RPost wrote:
>Your text says 'If ALL is specified then duplicates are not returned'. You
>also say that by default duplicates are removed. So is the default ALL? Or
>did you mean that if ALL is specified then duplicates are not removed?
>
>If you don't need to remove duplicates then doesn't that mean that you only
>need to sort one of the data sets? If so, this would improve performance. If
>statistics are available then the smaller dataset should be the one that is
>sorted.
>
I am sorry, my typo. My message should have read "If ALL is specified
then duplicates *are* returned". The default is to remove duplicates,
ALL is not the default.
Sorting both inputs makes the final selection easier and faster even
when duplicates are not removed. As RPost suggests, we could implement
INTERSECT ALL and EXCEPT ALL by just sorting one of the inputs, avoiding
part of the sort cost. Then we would scan through each row in the
unsorted input and use a binary search to see if it is in the sorted
input. In order to output the correct number of duplicates we must mark
the row as removed from the sorted input. I don't think that the
org.apache.derby.iapi.sql.ResultSet interface or the SortedResultSet
class currently implement row deletion or marking.
If the number of rows in the two inputs are m and n the cost of sorting
both is O(n*log(n) + m*log(m)).

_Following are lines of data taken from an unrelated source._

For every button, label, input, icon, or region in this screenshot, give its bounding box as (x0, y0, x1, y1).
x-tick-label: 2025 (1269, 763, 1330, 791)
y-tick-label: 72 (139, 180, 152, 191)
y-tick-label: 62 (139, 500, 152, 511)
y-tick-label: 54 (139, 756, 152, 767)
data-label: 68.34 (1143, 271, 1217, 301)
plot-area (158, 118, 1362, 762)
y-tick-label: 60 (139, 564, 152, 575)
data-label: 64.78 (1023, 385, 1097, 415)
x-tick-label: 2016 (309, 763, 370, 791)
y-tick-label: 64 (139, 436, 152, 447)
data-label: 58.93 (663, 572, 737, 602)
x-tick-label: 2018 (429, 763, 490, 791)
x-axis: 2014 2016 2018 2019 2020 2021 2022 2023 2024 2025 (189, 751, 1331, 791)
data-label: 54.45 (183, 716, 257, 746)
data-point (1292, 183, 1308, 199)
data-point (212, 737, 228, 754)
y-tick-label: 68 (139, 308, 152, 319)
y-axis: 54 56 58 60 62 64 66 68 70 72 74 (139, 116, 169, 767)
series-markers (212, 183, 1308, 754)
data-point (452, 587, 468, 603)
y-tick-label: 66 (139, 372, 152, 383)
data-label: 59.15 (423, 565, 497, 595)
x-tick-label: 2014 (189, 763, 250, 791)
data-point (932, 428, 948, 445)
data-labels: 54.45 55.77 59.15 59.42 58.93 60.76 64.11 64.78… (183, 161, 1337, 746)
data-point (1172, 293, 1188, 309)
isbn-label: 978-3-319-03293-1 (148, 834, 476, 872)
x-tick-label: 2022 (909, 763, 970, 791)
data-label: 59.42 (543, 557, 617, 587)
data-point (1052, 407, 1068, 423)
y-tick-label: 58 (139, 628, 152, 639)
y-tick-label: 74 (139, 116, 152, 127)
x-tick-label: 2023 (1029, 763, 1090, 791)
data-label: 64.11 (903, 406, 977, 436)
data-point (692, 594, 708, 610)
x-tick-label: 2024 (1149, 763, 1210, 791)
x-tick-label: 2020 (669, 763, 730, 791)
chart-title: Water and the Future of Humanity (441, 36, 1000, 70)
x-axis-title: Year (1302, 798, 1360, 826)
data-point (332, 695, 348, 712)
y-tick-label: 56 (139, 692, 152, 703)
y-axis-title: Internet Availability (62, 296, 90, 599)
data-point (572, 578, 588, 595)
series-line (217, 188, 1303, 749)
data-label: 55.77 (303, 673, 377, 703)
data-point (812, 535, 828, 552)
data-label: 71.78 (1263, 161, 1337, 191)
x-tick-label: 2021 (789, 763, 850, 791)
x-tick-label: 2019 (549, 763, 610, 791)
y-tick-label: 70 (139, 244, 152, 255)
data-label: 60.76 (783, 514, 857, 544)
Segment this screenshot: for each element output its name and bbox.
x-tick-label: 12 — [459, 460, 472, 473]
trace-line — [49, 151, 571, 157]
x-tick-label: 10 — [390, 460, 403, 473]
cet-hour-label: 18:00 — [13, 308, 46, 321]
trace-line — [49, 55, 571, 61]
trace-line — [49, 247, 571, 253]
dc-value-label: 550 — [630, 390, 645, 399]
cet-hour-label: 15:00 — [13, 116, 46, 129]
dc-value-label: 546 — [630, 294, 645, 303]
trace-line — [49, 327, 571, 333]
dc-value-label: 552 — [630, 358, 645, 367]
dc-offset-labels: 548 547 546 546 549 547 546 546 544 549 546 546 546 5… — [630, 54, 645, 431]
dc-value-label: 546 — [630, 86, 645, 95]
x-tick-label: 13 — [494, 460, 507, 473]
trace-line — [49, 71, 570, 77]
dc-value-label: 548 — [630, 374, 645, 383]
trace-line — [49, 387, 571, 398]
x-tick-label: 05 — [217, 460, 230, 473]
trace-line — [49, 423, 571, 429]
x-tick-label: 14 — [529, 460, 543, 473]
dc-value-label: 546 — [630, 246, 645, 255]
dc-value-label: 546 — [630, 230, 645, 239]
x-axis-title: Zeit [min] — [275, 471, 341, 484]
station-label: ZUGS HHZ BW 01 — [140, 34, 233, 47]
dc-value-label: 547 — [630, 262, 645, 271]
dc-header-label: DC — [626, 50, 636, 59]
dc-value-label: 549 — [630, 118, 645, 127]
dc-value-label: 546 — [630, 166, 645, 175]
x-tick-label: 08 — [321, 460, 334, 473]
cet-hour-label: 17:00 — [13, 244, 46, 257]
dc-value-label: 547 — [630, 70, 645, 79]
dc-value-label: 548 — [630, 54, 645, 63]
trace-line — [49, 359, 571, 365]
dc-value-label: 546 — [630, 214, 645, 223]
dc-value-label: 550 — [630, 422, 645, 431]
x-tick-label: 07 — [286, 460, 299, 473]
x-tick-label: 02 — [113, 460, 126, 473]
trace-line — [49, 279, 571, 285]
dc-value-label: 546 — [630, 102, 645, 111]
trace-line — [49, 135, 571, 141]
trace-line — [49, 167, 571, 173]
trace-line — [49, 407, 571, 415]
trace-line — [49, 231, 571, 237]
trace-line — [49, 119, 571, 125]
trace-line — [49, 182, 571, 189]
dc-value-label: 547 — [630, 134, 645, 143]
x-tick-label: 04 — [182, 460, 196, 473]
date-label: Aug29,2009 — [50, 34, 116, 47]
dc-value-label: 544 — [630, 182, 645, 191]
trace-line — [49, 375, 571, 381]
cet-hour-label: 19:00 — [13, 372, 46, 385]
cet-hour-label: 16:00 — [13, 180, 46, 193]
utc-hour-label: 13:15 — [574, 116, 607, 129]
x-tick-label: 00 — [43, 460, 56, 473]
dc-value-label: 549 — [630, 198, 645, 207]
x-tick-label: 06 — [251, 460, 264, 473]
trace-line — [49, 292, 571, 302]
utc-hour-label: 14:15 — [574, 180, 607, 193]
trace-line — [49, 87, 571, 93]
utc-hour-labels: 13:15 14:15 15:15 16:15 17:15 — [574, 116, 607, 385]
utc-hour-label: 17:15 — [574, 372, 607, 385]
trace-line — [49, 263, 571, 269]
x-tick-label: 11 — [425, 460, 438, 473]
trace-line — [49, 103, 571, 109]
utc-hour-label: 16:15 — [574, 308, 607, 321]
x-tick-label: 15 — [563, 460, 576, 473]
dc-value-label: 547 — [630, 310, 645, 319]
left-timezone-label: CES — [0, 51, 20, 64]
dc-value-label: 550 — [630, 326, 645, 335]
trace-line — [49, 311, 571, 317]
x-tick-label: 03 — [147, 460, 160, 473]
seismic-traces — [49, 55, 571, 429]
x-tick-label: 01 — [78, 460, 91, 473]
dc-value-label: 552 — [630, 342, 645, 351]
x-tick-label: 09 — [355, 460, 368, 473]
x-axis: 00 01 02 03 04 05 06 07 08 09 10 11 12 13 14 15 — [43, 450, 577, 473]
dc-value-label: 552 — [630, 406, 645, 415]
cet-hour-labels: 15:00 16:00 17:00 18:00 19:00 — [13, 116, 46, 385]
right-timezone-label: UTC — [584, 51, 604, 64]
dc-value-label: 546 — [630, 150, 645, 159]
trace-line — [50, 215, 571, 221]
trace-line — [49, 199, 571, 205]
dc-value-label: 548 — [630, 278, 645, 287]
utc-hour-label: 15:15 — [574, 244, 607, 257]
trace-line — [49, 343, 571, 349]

The final select step has a cost of
O(n+m). If we only sort one input, say the second one, then the sort
cost is O(n*log(n)) and the cost of the final select step is
O(m*log(n)), for a total cost O((m+n)*log(n)). If n < m this is
asymptotically better. The binary searches will have poor locality of
reference and deleting rows from a temporary table that has spilled to
disk may be expensive, so in practice sorting just one input may only be
better when the two inputs have significantly different sizes. Perhaps
in the future we can implement both methods and pick the better one at
optimize time.
I wanted to make an initial implementation that is simple, handles both
INTERSECT and EXCEPT, and that fits into the current Derby
implementation fairly easily. If the performance of INTERSECT or EXCEPT
proves to be important then we should revisit this.
In fact there are a number of related implementation alternatives that
may be optimal under different conditions.
1. Just sort the smaller input and use a binary search to see if each
row in the unsorted input is also in the sorted input. INTERSECT is
commutative, so it does not matter which of its inputs is sorted. EXCEPT
is not commutative. If we sort its left input and scan through the
unsorted right input we have to remove/mark the intersection rows in the
left (sorted) input and output the unremoved/marked rows at the end.
2. We can also handle duplicate elimination when just sorting one input
by removing duplicates when doing the sort, but not removing/marking
rows from the sorted input as they are found in the other input.
3. We can use a hash table instead of sorting. Unfortunately Derby does
not yet have a hash table implementation that spills to disk.
Jack
Jack Klebanoff